Most of the inputs are available from the etrade real-time api, the others (r,q) are not real-time critical and you can use the same value all day. X and t are available from the options symbol. t can be calculated easily from the expiry date (the six numbers following the options base) minus the current date over 365. X is the eight numbers after the date with an implied three decimal places. S requires another call to the api to get the current price of the underlying, the symbol of which is usually the option base (first letters before date in symbol). For r, you can use the same risk-free curve all day, just average between the two nearest points. The same curve can be used for all options. And you can download rate curves from various sources (FRED,yahoo,bloomberg...) before open. σ can be calculated from all the other inputs and the mid price. q is a bit problematic as a continuous div yield is misspecified for american options with discrete dividends, but if you insist on using blackscholes for american options you can get TTM dividends on the underlying from an etrade api call.

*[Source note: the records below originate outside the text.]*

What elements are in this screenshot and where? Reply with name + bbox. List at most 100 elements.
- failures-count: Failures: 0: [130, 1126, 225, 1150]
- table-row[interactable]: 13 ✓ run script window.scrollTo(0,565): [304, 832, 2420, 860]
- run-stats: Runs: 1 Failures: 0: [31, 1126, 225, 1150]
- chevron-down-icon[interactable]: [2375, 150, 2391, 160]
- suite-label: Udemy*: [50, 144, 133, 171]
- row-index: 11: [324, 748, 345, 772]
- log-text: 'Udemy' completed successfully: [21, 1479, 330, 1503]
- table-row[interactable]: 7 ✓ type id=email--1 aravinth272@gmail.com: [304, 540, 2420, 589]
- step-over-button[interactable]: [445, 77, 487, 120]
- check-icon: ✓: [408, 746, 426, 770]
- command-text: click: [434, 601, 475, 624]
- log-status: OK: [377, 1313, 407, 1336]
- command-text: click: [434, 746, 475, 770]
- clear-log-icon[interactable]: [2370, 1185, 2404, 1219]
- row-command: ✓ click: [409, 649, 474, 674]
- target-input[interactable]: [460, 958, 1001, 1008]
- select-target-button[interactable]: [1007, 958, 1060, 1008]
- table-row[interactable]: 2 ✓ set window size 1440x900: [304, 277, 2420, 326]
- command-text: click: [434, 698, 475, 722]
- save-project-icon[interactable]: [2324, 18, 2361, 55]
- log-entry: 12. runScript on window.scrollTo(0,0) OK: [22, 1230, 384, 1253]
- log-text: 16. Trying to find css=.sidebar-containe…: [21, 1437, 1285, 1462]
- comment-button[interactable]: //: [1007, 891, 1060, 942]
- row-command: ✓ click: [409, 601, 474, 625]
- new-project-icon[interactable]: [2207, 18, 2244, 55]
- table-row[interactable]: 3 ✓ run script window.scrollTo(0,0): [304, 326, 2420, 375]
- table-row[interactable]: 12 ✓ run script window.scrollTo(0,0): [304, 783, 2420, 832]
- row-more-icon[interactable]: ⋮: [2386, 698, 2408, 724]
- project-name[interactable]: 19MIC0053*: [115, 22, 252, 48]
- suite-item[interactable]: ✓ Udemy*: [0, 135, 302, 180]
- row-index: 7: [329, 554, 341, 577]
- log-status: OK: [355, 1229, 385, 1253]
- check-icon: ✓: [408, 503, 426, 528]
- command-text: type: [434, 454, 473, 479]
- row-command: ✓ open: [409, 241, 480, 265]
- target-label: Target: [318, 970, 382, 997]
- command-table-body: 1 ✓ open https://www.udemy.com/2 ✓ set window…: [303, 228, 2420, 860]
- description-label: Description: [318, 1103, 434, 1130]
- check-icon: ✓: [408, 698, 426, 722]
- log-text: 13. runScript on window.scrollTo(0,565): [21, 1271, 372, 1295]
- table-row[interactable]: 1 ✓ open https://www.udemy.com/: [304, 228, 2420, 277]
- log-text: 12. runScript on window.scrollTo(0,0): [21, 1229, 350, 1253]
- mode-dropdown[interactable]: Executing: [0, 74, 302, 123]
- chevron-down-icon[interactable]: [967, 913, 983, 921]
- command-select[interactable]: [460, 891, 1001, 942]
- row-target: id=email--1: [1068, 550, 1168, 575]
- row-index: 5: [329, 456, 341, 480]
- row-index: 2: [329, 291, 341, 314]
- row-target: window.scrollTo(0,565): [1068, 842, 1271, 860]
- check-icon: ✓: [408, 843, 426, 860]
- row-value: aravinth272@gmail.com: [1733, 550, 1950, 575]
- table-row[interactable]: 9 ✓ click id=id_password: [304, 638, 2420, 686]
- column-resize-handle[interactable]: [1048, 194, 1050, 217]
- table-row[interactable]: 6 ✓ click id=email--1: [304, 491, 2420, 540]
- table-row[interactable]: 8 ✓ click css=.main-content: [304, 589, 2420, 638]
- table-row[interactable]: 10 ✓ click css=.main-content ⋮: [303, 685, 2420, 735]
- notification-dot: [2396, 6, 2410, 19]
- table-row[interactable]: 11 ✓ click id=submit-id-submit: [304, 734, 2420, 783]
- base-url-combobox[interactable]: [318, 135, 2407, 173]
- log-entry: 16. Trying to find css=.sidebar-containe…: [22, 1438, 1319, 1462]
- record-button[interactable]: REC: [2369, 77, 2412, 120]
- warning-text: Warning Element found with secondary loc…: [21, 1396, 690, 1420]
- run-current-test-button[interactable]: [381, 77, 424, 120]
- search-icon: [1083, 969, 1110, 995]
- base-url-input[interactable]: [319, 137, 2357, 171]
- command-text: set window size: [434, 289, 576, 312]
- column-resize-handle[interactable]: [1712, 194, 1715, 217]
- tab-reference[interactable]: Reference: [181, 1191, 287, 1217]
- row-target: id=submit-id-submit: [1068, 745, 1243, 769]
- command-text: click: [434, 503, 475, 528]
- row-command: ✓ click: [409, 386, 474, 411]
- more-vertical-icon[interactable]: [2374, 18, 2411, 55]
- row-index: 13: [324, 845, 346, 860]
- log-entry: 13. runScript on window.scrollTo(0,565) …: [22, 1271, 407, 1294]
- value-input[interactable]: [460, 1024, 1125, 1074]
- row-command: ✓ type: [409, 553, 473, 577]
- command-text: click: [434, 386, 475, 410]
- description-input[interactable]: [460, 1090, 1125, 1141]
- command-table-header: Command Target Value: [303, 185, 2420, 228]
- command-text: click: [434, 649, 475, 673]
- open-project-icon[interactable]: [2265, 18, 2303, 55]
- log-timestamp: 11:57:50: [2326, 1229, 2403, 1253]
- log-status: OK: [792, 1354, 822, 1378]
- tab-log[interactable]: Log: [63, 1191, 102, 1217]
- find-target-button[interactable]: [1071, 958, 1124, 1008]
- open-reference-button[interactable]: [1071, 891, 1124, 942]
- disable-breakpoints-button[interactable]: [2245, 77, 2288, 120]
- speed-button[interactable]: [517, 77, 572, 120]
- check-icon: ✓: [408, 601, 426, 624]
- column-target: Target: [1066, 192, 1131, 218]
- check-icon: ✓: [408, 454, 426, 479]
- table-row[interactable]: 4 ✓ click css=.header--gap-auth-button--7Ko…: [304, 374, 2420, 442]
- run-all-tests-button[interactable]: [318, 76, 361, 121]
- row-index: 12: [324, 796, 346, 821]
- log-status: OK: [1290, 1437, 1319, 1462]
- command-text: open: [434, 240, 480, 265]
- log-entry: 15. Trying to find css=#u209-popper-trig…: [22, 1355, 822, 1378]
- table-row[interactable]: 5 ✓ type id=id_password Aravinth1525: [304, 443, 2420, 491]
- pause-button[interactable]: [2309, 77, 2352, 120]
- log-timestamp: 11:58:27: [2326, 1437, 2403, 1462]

Just divide the TTM divs by the current price and multiply by 1.1 for a guess at the forward div rate. Are you using the etrade rest api? What language are you programming in?
Thanks, this is the most comprehensive one, will take me some time to digest. I just briefly looked at etrade api, looks pretty limited. I mostly do in python, c and rest-api is new so there are some crash course involved. Thx!
Don't know about eTrade but Interactive Brokers (IB) has a pretty decent api in C# as well as Python which you can use to pull out prices/vols. I normally calculate the greeks myself using the vol surface.